Permanently-blushing Kouta, for his part, isn’t too bad as “targets of unwanted affection” go; he’s not so neutered and hormonally challenged that he’s completely immune to absurdly busty somewhat older girls (he’s an underdeveloped 1st year, she’s an overdeveloped 2nd or 3rd, though actually much older I suppose) quite literally throwing themselves at him—he tends to eventually give in, at least once she’s got him half-naked and pinned to the ground (leaving something else to interrupt, of course). She’s also so nuts and over-the-top that you can sort of understand his reluctance—he doesn’t flee from her, he just doesn’t like to be groped and loudly propositioned in broad daylight on the way to school with a large audience. That his classmates have dubbed him Great King Eros as a result helps, too. The moderate-but-not-enough-to-be-creepy age/size/maturity difference helps more—almost enough to believe he’s not quite ready to get that physical (and in contrast to the more normal boys in his class it’s clear he is just undersized—apparently he is a bit behind in the hormone department).
That he gets to be a split-personality fox-boy when she possesses him (and becomes doubly badass as part of the bargain) is another reason to have him looking rather… un-masculine. When she’s controlling him and doing the talking, it seems a lot less weird than it would if her voice were coming out of a big, beefy dude.
As of the halfway point the main challenge for the series is how to keep Chizuru from succeeding (barely). Since Kouta’s willpower and lack of libido isn’t enough, it’s left to external forces, mainly her competition: A wolf-girl cut so shamelessly from the “flat, emotionless” mold it’s kind of embarrassing (that’s flat both in terms of personality and literally, a point which the bickering girls belabor endlessly). On the plus side, despite having no personality whatsoever, she’s every bit as blunt and forward as Chizuru, making for occasionally-amusing contrast, particularly a sequence where she cluelessly runs through the shy everygirl routine by the book, delivering all the generic lines deadpan while everyone around wonders what’s wrong with her.
In addition to the fetish slot, it’s also got to be cheap to hire a voice actress for that role: “Don’t emote, don’t act, just read all the lines like you don’t care.” Â Heck, I could do that if I could pull off a falsetto.
Speaking of fetishes, the series is gradually working its way up, via flimsy excuses (though with Chizuru doing the thinking, the excuses are flimsy even within the story). Tells you something when the male lead finally gets angry at the female one, and instead of feeling bad she insists on a good bare-bottom spanking as punishment. Which actually happens. Hello, Monty Python and the Holy Grail.

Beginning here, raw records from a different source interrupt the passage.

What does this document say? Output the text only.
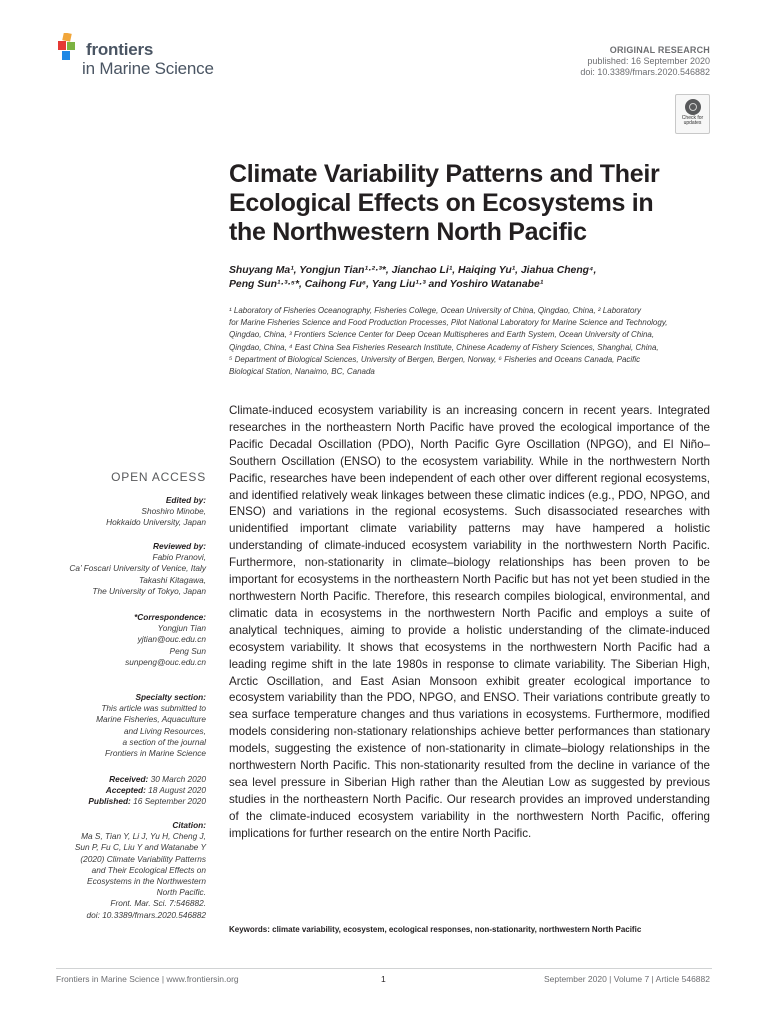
frontiers
in Marine Science
ORIGINAL RESEARCH
published: 16 September 2020
doi: 10.3389/fmars.2020.546882
Check for
updates
Climate Variability Patterns and Their
Ecological Effects on Ecosystems in
the Northwestern North Pacific
Shuyang Ma¹, Yongjun Tian¹·²·³*, Jianchao Li¹, Haiqing Yu¹, Jiahua Cheng⁴,
Peng Sun¹·³·⁵*, Caihong Fu⁶, Yang Liu¹·³ and Yoshiro Watanabe¹
¹ Laboratory of Fisheries Oceanography, Fisheries College, Ocean University of China, Qingdao, China, ² Laboratory
for Marine Fisheries Science and Food Production Processes, Pilot National Laboratory for Marine Science and Technology,
Qingdao, China, ³ Frontiers Science Center for Deep Ocean Multispheres and Earth System, Ocean University of China,
Qingdao, China, ⁴ East China Sea Fisheries Research Institute, Chinese Academy of Fishery Sciences, Shanghai, China,
⁵ Department of Biological Sciences, University of Bergen, Bergen, Norway, ⁶ Fisheries and Oceans Canada, Pacific
Biological Station, Nanaimo, BC, Canada
Climate-induced ecosystem variability is an increasing concern in recent years. Integrated researches in the northeastern North Pacific have proved the ecological importance of the Pacific Decadal Oscillation (PDO), North Pacific Gyre Oscillation (NPGO), and El Niño–Southern Oscillation (ENSO) to the ecosystem variability. While in the northwestern North Pacific, researches have been independent of each other over different regional ecosystems, and identified relatively weak linkages between these climatic indices (e.g., PDO, NPGO, and ENSO) and variations in the regional ecosystems. Such disassociated researches with unidentified important climate variability patterns may have hampered a holistic understanding of climate-induced ecosystem variability in the northwestern North Pacific. Furthermore, non-stationarity in climate–biology relationships has been proven to be important for ecosystems in the northeastern North Pacific but has not yet been studied in the northwestern North Pacific. Therefore, this research compiles biological, environmental, and climatic data in ecosystems in the northwestern North Pacific and employs a suite of analytical techniques, aiming to provide a holistic understanding of the climate-induced ecosystem variability. It shows that ecosystems in the northwestern North Pacific had a leading regime shift in the late 1980s in response to climate variability. The Siberian High, Arctic Oscillation, and East Asian Monsoon exhibit greater ecological importance to ecosystem variability than the PDO, NPGO, and ENSO. Their variations contribute greatly to sea surface temperature changes and thus variations in ecosystems. Furthermore, modified models considering non-stationary relationships achieve better performances than stationary models, suggesting the existence of non-stationarity in climate–biology relationships in the northwestern North Pacific. This non-stationarity resulted from the decline in variance of the sea level pressure in Siberian High rather than the Aleutian Low as suggested by previous studies in the northeastern North Pacific. Our research provides an improved understanding of the climate-induced ecosystem variability in the northwestern North Pacific, offering implications for further research on the entire North Pacific.
Keywords: climate variability, ecosystem, ecological responses, non-stationarity, northwestern North Pacific
OPEN ACCESS
Edited by:
Shoshiro Minobe,
Hokkaido University, Japan
Reviewed by:
Fabio Pranovi,
Ca’ Foscari University of Venice, Italy
Takashi Kitagawa,
The University of Tokyo, Japan
*Correspondence:
Yongjun Tian
yjtian@ouc.edu.cn
Peng Sun
sunpeng@ouc.edu.cn
Specialty section:
This article was submitted to
Marine Fisheries, Aquaculture
and Living Resources,
a section of the journal
Frontiers in Marine Science
Received: 30 March 2020
Accepted: 18 August 2020
Published: 16 September 2020
Citation:
Ma S, Tian Y, Li J, Yu H, Cheng J,
Sun P, Fu C, Liu Y and Watanabe Y
(2020) Climate Variability Patterns
and Their Ecological Effects on
Ecosystems in the Northwestern
North Pacific.
Front. Mar. Sci. 7:546882.
doi: 10.3389/fmars.2020.546882
Frontiers in Marine Science | www.frontiersin.org	1	September 2020 | Volume 7 | Article 546882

Yep, that scene pretty much sums up the series. Still, the characters are ok, there is the faintest hint of affection under the fanservice deluge, the art is above-average (interesting aside: it uses gradients on some of the animation cels—don’t see that often), the animation is better than you’d expect (though blatantly cops out with stills on the action scenes—I suppose better than ugly ones), and I kind of wonder just how far it’ll go. Far less painful than Popotan, to be sure, and unlike that series the buckets of fetishy fanservice are character-appropriate and far, far less creepy. I expect it to devolve into annoying drama that it has nowhere near enough characterization to support by the end, and if my curiosity gets the better of my taste I suppose I’ll find out at some point.